‘We have to begin somewhere.’ Facing system in crisis, Mass. House leaders propose boost for child care provider pay – Boston Globe
By Matt Stout
Massachusetts House leaders on Monday released a plan to dedicate an extra $40 million toward bolstering the salaries of child-care providers in Massachusetts, a three-fold increase lawmakers say will help stabilize an industry where thousands of workers still toil in poverty.
The funding, while combined with a series of other smaller increases, marked an initial but relatively modest step compared to the $1.5 billion in new investments a legislative commission said the state’s beleaguered child-care system needs. Massachusetts families pay some of the highest costs in the nation for child care, while workers’ salaries average just over $30,000 a year.

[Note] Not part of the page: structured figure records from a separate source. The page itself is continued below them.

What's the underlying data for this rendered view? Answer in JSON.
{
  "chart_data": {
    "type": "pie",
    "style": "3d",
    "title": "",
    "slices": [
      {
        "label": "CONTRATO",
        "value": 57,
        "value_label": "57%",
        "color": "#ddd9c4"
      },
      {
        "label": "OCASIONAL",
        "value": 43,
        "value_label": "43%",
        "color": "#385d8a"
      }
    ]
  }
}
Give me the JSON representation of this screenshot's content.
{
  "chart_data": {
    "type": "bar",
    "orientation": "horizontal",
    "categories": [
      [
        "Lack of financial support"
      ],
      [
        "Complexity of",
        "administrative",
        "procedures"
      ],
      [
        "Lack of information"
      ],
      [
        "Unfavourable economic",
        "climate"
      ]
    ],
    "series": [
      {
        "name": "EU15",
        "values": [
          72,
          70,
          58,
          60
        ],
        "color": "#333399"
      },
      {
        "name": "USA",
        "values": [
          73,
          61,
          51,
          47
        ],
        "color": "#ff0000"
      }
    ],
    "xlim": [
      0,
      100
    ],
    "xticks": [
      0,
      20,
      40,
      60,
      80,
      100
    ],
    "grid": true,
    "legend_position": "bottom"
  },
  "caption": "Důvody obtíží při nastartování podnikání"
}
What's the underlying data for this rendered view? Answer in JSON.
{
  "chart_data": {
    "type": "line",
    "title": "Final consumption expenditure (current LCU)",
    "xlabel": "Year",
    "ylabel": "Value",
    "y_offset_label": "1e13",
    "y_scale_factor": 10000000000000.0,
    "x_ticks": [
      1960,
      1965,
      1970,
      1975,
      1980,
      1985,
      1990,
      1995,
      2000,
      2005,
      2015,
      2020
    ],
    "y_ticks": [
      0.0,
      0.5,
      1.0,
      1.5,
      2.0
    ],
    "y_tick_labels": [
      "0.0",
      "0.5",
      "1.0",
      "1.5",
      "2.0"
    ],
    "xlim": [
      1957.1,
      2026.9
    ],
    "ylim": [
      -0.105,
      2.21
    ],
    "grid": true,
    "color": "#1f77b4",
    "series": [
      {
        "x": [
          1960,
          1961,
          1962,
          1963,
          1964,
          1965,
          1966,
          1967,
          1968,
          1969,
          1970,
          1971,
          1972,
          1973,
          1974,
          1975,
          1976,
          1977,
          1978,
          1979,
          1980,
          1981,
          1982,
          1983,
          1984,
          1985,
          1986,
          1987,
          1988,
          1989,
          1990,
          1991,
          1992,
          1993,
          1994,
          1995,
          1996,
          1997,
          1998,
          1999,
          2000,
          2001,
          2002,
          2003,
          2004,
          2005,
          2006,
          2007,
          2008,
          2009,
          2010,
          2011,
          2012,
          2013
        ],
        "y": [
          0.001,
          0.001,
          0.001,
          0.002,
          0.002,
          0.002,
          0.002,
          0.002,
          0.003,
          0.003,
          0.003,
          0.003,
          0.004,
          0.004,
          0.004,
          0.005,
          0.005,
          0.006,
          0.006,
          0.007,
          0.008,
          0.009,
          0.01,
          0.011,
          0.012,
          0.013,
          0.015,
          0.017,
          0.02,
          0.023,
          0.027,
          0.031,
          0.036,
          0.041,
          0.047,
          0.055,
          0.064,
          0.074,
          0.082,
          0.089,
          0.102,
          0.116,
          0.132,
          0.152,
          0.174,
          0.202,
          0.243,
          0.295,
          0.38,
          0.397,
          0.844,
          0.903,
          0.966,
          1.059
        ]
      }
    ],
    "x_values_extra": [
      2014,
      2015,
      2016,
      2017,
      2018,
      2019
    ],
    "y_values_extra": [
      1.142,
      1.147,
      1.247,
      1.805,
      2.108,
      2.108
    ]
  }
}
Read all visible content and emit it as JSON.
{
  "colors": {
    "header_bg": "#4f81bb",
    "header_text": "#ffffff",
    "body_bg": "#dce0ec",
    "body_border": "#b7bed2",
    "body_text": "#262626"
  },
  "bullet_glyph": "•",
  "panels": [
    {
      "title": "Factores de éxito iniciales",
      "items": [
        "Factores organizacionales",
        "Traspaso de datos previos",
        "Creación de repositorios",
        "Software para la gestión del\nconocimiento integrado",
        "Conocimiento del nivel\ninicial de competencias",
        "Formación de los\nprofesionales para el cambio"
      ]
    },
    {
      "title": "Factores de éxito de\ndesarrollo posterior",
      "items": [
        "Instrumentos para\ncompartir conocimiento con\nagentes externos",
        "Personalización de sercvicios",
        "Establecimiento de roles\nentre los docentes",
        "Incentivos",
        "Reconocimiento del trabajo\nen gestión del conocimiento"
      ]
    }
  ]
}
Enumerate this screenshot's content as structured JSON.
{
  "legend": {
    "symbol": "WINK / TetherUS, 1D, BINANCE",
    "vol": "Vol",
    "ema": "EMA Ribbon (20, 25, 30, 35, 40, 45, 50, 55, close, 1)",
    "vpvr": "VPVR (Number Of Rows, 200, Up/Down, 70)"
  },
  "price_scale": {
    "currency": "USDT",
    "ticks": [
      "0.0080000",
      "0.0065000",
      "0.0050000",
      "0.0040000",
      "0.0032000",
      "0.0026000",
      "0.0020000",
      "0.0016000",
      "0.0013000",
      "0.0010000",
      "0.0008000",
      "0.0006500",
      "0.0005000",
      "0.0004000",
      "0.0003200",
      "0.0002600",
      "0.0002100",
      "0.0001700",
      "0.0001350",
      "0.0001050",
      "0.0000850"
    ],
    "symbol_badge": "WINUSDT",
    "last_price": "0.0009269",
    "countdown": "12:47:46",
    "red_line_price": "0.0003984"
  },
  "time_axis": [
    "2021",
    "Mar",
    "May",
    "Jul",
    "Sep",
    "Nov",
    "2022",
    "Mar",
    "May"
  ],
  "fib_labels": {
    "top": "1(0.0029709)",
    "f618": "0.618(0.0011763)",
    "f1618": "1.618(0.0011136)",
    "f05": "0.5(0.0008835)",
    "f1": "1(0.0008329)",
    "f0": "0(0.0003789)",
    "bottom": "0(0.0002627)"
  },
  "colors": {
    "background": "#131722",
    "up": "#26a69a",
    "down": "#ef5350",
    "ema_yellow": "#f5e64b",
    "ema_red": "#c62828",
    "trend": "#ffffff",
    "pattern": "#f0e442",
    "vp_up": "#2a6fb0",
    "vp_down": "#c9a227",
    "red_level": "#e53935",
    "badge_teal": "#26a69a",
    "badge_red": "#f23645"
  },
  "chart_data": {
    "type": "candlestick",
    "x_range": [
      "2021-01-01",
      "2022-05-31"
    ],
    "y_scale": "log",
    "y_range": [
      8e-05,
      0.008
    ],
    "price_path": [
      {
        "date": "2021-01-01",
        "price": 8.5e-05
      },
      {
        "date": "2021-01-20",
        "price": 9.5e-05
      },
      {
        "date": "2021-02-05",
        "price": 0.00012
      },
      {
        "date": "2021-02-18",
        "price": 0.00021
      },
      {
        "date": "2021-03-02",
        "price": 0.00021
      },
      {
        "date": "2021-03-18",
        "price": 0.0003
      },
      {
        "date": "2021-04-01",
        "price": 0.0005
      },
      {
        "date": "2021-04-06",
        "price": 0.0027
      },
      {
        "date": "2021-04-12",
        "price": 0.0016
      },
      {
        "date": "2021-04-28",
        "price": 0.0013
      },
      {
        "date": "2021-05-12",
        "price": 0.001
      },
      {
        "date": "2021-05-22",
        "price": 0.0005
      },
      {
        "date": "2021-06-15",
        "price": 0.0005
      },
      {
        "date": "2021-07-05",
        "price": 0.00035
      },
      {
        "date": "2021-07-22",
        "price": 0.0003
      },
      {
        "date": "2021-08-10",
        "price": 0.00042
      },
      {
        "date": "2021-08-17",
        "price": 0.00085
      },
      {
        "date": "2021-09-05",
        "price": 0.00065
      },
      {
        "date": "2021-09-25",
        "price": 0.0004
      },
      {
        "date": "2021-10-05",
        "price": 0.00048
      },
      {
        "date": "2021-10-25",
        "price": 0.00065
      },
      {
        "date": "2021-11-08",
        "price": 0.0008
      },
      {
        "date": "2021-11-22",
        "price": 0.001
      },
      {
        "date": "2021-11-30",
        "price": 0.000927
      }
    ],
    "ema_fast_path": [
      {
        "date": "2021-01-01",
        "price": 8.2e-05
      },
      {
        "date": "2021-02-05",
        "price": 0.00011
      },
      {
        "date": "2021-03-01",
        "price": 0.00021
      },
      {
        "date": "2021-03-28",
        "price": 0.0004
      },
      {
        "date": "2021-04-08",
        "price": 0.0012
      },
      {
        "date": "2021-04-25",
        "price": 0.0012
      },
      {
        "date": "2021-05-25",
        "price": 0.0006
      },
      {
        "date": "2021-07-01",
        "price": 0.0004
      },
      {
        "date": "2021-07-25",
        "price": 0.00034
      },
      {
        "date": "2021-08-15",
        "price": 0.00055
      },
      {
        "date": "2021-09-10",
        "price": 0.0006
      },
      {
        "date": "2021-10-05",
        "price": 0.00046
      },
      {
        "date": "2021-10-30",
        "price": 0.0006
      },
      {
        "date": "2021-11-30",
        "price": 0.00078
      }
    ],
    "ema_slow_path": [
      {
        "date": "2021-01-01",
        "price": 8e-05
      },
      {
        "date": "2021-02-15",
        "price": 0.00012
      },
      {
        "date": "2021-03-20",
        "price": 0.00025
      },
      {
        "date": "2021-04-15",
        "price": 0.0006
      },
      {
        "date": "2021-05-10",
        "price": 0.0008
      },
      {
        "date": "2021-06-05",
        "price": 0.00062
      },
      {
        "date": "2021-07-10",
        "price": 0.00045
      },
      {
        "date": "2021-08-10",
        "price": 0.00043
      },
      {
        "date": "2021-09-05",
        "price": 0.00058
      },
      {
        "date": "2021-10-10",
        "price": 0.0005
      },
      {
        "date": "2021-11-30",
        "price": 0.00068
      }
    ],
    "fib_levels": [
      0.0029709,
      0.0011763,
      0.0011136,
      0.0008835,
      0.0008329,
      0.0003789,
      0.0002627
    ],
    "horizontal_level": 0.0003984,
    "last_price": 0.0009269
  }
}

The House proposal does not include measures that would substantially cut the prices with which many families grapple. Instead, it focuses largely on the industry’s workforce, by injecting new money into worker pay and shifting how some providers are reimbursed by the state by basing the subsidies on enrollment, not attendance — a change, lawmakers say, that would stabilize their revenue…
The state, all the while, has faced increasing calls to help reshape the system. Lawmakers and advocates have pushed a sweeping proposal known as “Common Start” that would, for the first time, treat early education as a common good and pay for it with public funds, like K-12 public schools. That bill would limit what families have to pay for child care and boost the low wages of child-care employees. Such changes, supporters acknowledge, would require a massive infusion of taxpayer funds.
How the House proposal released on Monday affects the larger bill’s prospects is unclear. Mariano did not commit to tackling the “Common Start” bill before the formal legislative session ends this summer, saying only that “nothing is off the table.”
The Common Start Coalition, a network of groups that is pushing state lawmakers to adopt publicly funded, universal early-childhood education, organized a rally Saturday on Boston Common, where parents detailed their own struggles to find steady, affordable child care.
“I think they’re putting a down payment on our vision. It’s not complete,” said Deb Fastino, the statewide director of the Common Start Coalition, of the House’s proposal released Monday. “And we would like to see additional funding to help families. We do understand this is going to be costly, and it is going to take multiple years to reach Common Start’s vision.”